3.8 Het Waterschap heeft in overeenstemming met het zo-even overwogene aangevoerd dat de - hiervoor in 3.4 vermelde - omstandigheden in dit geval meebrengen dat voor de wegbeheerder geen waarschuwingsplicht bestond met betrekking tot het gebruik van de weg door zwaar vrachtverkeer. In het licht hiervan getuigt het oordeel van het hof van een onjuiste rechtsopvatting dan wel heeft het hof zijn oordeel onvoldoende gemotiveerd. Van een onjuiste rechtsopvatting is sprake indien het hof heeft geoordeeld dat reeds het enkele feit dat de weg niet geschikt was voor zwaar vrachtverkeer, voor het Waterschap de verplichting met zich bracht te dier zake door middel van een bord te waarschuwen. Of die verplichting bestaat, hangt immers af van de omstandigheden van het geval. Niet uitgesloten is dat in een situatie als de onderhavige, zoals het Waterschap heeft aangevoerd, voor de bestuurder van een zware vrachtwagen, ook als wordt aangenomen dat deze niet steeds oplettend en voorzichtig is, aanstonds duidelijk had moeten zijn dat de onverharde en smalle weg voor zwaar vrachtverkeer ongeschikt was en dat het gedrag van de bestuurder die desondanks met een zware vrachtwagen van de weg gebruik maakt, valt buiten de in het algemeen te vergen voorzichtigheid van een bestuurder van een zware vrachtwagen, zodat het Waterschap daarmee geen rekening behoefde te houden en daarom geen waarschuwingsplicht had. Indien het hof de door het Waterschap aangevoerde omstandigheden wel in zijn beoordeling heeft betrokken, heeft het hof zijn oordeel niet toereikend gemotiveerd. Zonder nadere toelichting, die evenwel ontbreekt, valt immers niet in te zien waarom, als de door het Waterschap aangevoerde omstandigheden in aanmerking worden genomen, het Waterschap zonder meer rekening had behoren te houden met de mogelijkheid dat bestuurders van zware vrachtwagens van de weg gebruik zouden maken. De hierop gerichte klachten van het middel slagen derhalve en de overige klachten behoeven geen behandeling.

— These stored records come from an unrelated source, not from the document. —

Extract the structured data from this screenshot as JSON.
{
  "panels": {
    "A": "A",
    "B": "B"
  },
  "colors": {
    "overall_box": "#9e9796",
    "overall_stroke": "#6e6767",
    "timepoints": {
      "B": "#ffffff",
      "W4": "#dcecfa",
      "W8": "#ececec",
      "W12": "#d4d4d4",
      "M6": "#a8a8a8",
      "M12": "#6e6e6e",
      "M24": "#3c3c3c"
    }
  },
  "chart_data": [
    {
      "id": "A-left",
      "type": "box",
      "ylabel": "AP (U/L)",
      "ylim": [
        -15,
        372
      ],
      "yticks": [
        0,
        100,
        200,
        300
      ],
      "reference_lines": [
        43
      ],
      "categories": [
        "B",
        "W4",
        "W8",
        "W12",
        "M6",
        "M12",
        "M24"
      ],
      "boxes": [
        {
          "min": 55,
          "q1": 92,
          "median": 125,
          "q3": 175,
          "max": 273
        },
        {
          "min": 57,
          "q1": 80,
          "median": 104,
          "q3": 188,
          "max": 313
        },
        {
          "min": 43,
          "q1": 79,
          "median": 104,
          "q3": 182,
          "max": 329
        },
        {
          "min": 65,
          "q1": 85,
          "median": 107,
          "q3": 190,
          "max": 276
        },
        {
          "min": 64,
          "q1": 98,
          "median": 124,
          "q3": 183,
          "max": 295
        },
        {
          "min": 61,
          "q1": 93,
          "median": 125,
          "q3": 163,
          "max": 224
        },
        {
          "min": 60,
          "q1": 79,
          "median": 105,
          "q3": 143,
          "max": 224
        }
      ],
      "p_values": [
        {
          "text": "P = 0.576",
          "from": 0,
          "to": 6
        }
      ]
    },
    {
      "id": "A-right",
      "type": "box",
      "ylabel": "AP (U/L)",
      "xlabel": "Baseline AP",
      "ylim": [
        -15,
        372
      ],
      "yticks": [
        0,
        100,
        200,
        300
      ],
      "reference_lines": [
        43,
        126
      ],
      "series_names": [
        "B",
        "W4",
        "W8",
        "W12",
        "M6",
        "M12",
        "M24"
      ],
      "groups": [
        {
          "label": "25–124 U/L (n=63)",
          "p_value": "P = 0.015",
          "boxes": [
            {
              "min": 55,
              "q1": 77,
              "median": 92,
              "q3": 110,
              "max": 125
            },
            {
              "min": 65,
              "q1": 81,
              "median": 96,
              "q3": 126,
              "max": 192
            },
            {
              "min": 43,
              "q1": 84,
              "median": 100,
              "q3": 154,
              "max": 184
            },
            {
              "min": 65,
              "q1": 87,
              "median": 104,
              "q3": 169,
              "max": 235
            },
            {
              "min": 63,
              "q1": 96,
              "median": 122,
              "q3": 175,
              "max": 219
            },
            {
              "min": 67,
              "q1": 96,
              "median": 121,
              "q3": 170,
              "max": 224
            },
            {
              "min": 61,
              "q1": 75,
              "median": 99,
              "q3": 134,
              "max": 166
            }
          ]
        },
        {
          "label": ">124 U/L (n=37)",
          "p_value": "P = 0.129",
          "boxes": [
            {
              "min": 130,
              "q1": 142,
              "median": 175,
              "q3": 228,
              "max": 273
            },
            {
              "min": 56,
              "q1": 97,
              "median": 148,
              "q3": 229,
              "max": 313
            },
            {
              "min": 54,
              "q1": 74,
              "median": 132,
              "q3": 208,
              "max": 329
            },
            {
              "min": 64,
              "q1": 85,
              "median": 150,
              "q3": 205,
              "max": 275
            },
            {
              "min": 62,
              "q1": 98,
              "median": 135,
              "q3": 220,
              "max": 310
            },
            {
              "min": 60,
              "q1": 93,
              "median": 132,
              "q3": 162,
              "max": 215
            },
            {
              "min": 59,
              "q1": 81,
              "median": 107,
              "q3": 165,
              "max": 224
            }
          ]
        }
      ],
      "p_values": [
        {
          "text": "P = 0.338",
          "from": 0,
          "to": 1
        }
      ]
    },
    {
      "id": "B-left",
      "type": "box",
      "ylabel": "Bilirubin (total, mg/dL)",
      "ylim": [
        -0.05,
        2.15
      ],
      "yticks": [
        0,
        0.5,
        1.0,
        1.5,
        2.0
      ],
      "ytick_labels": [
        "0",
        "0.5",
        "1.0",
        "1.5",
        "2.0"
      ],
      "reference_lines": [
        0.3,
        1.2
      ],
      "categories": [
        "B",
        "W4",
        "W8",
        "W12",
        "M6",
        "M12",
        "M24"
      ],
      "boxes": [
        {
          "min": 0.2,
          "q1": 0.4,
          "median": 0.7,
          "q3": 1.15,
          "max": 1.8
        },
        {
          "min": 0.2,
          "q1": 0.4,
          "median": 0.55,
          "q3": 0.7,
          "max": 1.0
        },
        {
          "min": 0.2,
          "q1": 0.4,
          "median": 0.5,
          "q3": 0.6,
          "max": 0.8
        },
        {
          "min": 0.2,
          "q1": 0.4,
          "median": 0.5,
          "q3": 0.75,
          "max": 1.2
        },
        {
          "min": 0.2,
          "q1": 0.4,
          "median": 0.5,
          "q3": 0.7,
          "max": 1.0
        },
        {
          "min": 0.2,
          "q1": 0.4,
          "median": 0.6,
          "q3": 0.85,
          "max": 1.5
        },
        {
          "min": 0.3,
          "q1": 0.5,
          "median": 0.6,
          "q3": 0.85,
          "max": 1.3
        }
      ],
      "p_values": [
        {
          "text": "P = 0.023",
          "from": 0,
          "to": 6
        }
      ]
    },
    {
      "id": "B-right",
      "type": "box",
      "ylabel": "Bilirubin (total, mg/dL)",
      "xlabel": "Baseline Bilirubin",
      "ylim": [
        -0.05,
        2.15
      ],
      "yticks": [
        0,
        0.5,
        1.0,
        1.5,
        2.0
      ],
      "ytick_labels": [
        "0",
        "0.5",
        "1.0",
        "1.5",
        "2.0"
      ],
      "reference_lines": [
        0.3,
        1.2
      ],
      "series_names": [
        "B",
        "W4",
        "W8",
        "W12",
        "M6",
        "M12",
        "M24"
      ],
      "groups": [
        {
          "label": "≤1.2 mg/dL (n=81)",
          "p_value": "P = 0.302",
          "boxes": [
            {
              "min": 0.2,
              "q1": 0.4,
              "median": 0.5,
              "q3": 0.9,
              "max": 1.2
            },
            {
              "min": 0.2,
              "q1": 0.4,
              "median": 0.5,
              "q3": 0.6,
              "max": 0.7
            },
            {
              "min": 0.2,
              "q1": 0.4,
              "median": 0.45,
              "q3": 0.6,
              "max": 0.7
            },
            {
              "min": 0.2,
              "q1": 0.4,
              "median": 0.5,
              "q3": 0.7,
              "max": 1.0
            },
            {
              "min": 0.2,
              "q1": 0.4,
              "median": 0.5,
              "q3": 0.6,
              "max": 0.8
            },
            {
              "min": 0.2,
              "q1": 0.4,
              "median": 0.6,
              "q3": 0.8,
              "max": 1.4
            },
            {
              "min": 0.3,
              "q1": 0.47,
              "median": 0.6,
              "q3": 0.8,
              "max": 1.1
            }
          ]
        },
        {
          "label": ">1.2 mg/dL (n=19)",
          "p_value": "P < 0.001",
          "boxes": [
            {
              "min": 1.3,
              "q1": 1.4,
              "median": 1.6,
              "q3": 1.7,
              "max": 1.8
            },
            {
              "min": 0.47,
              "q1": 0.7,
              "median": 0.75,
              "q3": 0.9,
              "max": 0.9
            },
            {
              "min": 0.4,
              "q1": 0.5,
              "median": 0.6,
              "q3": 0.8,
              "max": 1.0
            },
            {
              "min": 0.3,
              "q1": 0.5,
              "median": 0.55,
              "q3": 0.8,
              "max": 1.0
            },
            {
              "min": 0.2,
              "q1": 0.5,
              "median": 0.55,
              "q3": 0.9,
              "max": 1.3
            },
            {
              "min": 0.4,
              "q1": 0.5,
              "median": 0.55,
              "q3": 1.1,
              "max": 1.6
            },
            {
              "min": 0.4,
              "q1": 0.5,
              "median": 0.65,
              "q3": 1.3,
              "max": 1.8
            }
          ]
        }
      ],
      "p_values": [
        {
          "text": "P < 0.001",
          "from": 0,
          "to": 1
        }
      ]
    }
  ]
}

vernietigt het arrest van het gerechtshof te 's-Gravenhage van 20 november 2001;
verwijst het geding ter verdere behandeling en beslissing naar het gerechtshof te Amsterdam;
veroordeelt Royal in de kosten van het geding in cassatie, tot op deze uitspraak aan de zijde van het Waterschap begroot op € 571,36 aan verschotten en € 1.590,-- voor salaris.
Dit arrest is gewezen door de vice-president R. Herrmann als voorzitter en de raadsheren H.A.M. Aaftink, D.H. Beukenhorst, A.M.J. van Buchem-Spapens en A. Hammerstein, en in het openbaar uitgesproken door de raadsheer F.B. Bakels op 26 september 2003.